We don’t know too much more about James since he died unmarried with no descendants. However, we know from the “Tabernacle Messenger” that he was engaged prior to his death to a woman named Winnie Brown. He was also involved as secretary of the church choir. From these small aspects of his life, he comes across as a decent human being whose life was tragically cut short like so many other of his generation who volunteered.

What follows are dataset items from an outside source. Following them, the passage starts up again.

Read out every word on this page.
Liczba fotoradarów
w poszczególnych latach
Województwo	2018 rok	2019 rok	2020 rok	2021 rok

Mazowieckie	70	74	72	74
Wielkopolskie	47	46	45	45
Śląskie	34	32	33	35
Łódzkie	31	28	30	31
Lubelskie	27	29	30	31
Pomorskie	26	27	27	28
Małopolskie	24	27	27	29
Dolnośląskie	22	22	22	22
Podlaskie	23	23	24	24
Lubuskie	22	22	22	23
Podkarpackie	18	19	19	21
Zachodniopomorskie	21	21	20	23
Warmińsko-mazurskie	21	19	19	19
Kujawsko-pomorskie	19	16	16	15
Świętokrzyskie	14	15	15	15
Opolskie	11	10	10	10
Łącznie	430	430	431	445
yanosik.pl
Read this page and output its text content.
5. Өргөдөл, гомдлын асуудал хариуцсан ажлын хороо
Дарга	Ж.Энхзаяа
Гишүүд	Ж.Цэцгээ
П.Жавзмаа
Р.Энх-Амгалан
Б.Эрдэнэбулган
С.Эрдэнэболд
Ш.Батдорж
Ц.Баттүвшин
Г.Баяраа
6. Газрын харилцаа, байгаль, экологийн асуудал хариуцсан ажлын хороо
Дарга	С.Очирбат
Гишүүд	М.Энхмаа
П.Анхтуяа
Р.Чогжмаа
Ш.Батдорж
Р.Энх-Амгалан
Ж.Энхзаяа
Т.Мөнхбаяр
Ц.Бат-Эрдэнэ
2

War Memorial at Northcote Primary School, Liverpool


War Memorial Bells at Memorial Community Church, Plaistow, London

James’ name is commemorated on the Thiepval memorial in France, on the  war memorial at Northcote Primary School in Walton, Liverpool, on Panel 43 of the Liverpool Town Hall War Memorial (which includes a total of 13,000 men from Liverpool who died in WW1) on the Board of Trade WW1 War Memorial and also at the Memorial Community Church in Plaistow, East London where there is a chime of 10 bells inscribed with the names of 197 local men who died in the First World War . His uncle Robert McTaggart (referred to above) is remembered online by the Gatehouse Folk research project and on war memorials in Anwoth.

In conjunction with the 100th anniversary of the Armistice that was held in November 2018, the Board of Trade War Memorial Research group remembered James McTaggart Rennie’s story as part of the “More than just a name” exhibition, which included lovely artwork made by the pupils of Northcote School in Liverpool.